Business

Days off easier for business owners

With the summer months nearly half over, some business owners are finding it hard to let go for a vacation, even for a few days.

But many do feel confident about taking time off because technology helps them stay in touch, and talented employees are able to keep the office running smoothly.

For quite a few years now, small-business owners have been able to stay in touch with the office or clients with cell phones and smart phones, handheld computers and laptops. So questions can be answered, brush fires put out, and hard feelings soothed – and fewer business owners can use the excuse, “I can't afford to be out of touch,” that kept many of them from taking vacations in the past.

Many company owners might not realize the business will benefit from the boss getting away, even for just a few days.

Those who take vacations say they're more creative and more productive for having had some time off.

“I feel more relaxed; I see things from a different perspective,” said Andrew Edson, who owns a public relations firm bearing his name in New York. Like many owners, he vacations with an arsenal of technology that allows him to spend time with his family but also do whatever work might be needed.

Some owners are taking less vacation right now because of the uncertain economy, choosing instead to stay home to nurture client relationships or prospect for new business.

Amanda Vega, who usually spends more time at her public relations firm's New York office during the summer, is staying in Phoenix to keep working with her clients there. With the economy dicey, “there's just such a heightened sense of fear that they require more face time,” she said.

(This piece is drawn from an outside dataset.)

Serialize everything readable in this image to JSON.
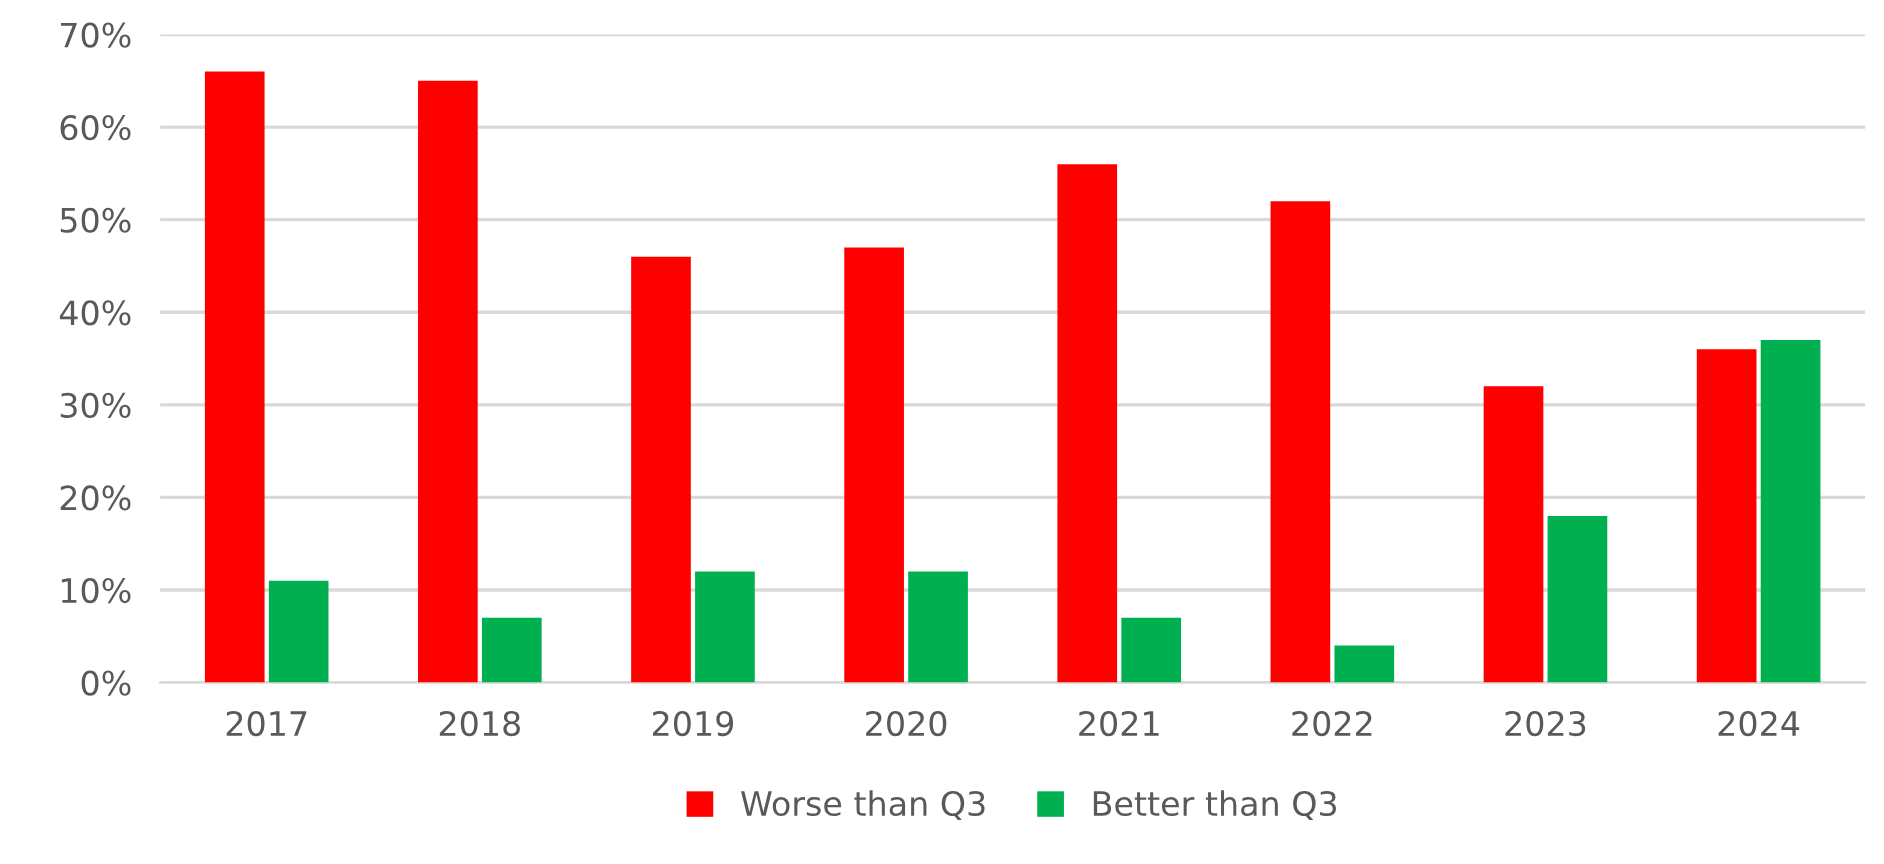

Vega says she's working six days a week, so even long weekends are out of the question. Still, she will take a cruise in December, an annual trip that this year will be her honeymoon.

Although she's staying on the job, Vega wants to be sure her employees do take their vacations this summer; she's concerned about burnout.

It's understandable that new entrepreneurs find it hard to tear themselves away, especially when a company is quite embryonic. There's no money coming in yet, and there's a lot of prospecting for customers to be done.

Chris Johnson recalled taking just five days off the first year he was in business, having founded Terralever, a Web design company based in Tempe, Ariz. “It was difficult because it was just me,” he said. “Everyone's relying on you.”

Now Johnson has a business partner – and he takes his vacations.

But when the business is up and running fairly well and you still won't take a vacation? You might need to question whether you are a workaholic or a control freak – neither of which is good for you or the company.

And if an owner with employees doesn't feel he or she can trust a second-in-command to run the place when the boss is away, then the question becomes: Do you have the right staffers, and have you trained them properly? That's not just a time-off concern, it also speaks to how well run a company really is.

At Terralever, Johnson said, “we've worked really hard to develop a management team that doesn't require our day-to-day participation.”

Of course, there are some customers and clients who, no matter how good a company's staff is, will want to talk to the CEO. But again, given technology, that shouldn't stop an owner from taking a vacation.

Ann Stephenson, who owns a public relations firm based in Califon, N.J., takes her vacations, but is often contacted by clients. “If they have a major problem, they want to talk to the CEO,” she said.

But Stephenson noted that it's her choice to work when she's taking time away from the office.

“There are times during those vacations that you do have some freedom – but you feel like you've got to check that e-mail, check that BlackBerry,” she said.